Originaria de Acambay, Estado de México, Ana Karen tuvo una infancia similar a la de cualquier niña. Sin embargo, a causa de la ceguera asistió desde pequeña al Centro de Rehabilitación y Educación Especial (CREE) en Toluca, donde permaneció internada durante tres años. Ahí aprendió braille —la herramienta que marcaría su trayectoria—, además de estrategias para desenvolverse de manera independiente. Tras este proceso, retomó sus estudios en cuarto año de primaria y continuó hasta la preparatoria en su municipio.

“Mi infancia tuvo muchos tintes de normalidad. Soy la mayor de cuatro hermanos y, aunque recibí atención específica para la discapacidad visual, considero que crecí como cualquier niña. El primer reto fue la distancia y también la parte económica; por eso me interné y aprendí tanto”, refirió.

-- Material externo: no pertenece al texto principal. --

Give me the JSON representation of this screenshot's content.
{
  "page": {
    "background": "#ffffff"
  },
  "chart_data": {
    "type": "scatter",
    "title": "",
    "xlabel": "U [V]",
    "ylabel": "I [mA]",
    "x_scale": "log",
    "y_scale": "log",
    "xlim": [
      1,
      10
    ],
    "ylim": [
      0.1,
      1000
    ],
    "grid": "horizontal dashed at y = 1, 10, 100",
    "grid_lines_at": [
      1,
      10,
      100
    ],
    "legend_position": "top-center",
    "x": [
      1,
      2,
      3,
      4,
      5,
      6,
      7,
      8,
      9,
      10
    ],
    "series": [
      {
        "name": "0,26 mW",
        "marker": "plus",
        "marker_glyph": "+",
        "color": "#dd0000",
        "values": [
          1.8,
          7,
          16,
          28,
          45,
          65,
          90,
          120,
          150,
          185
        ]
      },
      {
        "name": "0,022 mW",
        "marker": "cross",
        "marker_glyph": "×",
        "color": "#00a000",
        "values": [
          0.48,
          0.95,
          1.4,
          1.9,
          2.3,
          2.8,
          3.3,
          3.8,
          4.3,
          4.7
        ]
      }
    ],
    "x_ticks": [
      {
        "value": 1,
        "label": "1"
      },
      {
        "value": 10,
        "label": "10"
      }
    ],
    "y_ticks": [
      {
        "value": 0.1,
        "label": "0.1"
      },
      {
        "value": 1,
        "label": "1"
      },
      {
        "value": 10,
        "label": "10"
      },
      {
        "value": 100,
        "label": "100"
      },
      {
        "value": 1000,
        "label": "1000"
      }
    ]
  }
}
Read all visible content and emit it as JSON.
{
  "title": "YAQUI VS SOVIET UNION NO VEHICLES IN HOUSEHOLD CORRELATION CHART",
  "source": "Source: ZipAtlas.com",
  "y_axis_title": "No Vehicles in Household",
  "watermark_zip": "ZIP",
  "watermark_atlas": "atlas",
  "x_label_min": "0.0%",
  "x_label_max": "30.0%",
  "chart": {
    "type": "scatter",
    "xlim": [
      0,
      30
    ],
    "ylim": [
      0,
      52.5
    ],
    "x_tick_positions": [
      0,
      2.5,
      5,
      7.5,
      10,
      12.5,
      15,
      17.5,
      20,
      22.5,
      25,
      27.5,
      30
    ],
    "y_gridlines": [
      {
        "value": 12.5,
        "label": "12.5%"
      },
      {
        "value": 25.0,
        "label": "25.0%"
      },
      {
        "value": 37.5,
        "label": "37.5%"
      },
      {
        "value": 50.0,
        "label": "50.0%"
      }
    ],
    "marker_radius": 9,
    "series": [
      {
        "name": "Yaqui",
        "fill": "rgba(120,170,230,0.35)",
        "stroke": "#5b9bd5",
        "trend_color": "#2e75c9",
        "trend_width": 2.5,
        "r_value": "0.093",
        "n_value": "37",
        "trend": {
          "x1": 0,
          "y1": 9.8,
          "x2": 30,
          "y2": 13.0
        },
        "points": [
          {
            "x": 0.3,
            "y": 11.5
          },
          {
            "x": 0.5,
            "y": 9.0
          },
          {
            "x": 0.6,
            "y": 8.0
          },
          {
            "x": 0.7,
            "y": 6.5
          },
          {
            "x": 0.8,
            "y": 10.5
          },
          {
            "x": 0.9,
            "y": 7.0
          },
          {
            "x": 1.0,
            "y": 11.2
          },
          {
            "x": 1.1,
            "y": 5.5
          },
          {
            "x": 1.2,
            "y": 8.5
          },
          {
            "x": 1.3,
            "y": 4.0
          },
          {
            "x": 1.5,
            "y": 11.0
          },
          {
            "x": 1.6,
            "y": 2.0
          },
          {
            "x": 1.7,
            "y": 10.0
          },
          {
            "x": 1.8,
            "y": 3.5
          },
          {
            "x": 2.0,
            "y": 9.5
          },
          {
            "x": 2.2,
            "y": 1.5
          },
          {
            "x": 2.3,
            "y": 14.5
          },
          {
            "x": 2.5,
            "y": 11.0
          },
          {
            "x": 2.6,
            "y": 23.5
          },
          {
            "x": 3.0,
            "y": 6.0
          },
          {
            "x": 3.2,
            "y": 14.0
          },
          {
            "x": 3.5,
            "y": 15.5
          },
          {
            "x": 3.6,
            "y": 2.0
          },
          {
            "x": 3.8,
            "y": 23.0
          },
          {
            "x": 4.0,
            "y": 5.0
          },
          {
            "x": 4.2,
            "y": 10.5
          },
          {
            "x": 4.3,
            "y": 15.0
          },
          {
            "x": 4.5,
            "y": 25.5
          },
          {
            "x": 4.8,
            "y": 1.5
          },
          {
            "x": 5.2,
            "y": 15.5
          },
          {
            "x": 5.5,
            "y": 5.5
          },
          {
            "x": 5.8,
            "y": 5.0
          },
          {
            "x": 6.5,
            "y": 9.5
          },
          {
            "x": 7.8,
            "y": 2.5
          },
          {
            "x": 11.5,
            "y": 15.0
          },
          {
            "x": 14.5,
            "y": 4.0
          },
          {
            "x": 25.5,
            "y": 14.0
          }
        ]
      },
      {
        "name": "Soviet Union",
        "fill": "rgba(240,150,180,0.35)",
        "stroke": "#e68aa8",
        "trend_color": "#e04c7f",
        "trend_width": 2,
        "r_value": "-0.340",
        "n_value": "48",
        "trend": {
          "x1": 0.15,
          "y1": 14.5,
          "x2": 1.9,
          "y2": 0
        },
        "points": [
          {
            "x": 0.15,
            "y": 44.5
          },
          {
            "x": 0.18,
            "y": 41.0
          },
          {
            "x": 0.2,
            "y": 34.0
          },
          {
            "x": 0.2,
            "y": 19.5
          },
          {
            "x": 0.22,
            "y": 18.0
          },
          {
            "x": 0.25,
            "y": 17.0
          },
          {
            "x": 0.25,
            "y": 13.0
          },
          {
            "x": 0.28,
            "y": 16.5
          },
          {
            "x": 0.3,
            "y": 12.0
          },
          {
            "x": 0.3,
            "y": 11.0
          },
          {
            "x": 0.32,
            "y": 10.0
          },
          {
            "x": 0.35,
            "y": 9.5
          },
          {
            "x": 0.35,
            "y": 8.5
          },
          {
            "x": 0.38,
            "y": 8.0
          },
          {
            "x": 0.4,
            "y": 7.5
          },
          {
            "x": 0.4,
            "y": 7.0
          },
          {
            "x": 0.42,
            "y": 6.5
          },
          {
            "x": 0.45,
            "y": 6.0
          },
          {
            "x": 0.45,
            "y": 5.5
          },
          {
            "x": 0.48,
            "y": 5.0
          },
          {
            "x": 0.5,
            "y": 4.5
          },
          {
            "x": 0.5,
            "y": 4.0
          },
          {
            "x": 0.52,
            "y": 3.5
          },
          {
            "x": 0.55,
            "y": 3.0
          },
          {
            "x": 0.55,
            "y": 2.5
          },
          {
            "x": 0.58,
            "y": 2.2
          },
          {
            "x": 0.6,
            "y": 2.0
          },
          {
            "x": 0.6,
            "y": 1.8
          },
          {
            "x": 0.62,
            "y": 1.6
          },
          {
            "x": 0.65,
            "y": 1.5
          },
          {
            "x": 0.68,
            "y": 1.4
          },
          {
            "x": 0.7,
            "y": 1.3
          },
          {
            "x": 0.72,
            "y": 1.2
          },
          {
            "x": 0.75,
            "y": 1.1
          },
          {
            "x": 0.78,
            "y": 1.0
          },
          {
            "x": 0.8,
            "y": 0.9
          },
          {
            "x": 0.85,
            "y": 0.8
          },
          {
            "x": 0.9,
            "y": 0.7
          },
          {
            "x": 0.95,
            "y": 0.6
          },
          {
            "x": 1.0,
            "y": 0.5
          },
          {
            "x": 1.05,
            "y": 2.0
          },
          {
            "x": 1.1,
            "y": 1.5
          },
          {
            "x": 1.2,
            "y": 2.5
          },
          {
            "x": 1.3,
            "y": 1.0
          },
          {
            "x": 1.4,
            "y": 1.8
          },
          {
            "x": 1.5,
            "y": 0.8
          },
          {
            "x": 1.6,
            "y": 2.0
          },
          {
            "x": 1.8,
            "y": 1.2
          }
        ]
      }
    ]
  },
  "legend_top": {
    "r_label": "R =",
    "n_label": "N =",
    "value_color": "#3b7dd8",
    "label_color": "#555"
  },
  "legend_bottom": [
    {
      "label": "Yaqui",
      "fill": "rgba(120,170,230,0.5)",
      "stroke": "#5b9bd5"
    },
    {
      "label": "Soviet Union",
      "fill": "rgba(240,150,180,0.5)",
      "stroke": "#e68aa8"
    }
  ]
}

El interés por la conducta humana la llevó a elegir la Licenciatura en Psicología en la UAEMéx, decisión que representó un paso determinante hacia su autonomía. Convencer a su familia de permitirle mudarse a Toluca para estudiar no fue sencillo, pero lo logró. Una vez en la Facultad, se enfrentó a nuevos desafíos: sus profesores no sabían braille ni técnicas de enseñanza accesibles, por lo que recurrió a evaluaciones orales y métodos alternativos.

“Entre mis profesores y yo ideamos estrategias para evaluarme y acceder a las clases. Incluso, una maestra de inglés aprendió braille por su cuenta y un día me llevó material en braille. Nunca se me va a olvidar”, compartió emocionada.

Durante su formación conoció a la institución Vemos con el Corazón, dedicada a la atención de personas con discapacidad visual. Inició como alumna, aprendiendo el uso del bastón y técnicas de desplazamiento urbano; posteriormente realizó ahí su servicio social y prácticas profesionales en el taller de braille, hasta convertirse en la profesora.

“Sí había pensado en ayudar, pero nunca imaginé trabajar directamente con personas con discapacidad, ni mucho menos en la docencia. Trabajé con adultos que me doblaban la edad y tenía que convencerlos de que yo tenía algo que enseñarles. Requirió más que conocimiento: requirió sensibilidad”, afirmó.

Con un recién concluido máster en Educación Inclusiva y una especialidad en Atención a la Diversidad, Ana Karen subrayó que, aunque la tiflotecnología —lectores de pantalla, ampliadores o reconocimientos ópticos— ofrece herramientas poderosas, la verdadera alfabetización comienza con el braille.

“El braille es la puerta al conocimiento, a la transformación. También es el camino que me ha dado una oportunidad laboral, un espacio para desarrollarme y para demostrar a otros docentes que con didáctica, empatía y herramientas adecuadas, se puede transformar una vida”, señaló.

Finalmente, destacó que la inclusión inicia cuando se mira al otro no como una persona con discapacidad, sino como una persona completa. Más allá de la accesibilidad arquitectónica o tecnológica, dijo, la sensibilidad y la empatía son esenciales para construir una sociedad verdaderamente incluyente.

“A quienes viven con discapacidad visual les diría que no se cansen de insistir, que sueñen y luchen por lo que desean. Es cierto que falta mucho por hacer, pero puede faltar menos si cada vez somos más quienes hacemos presencia”, concluyó.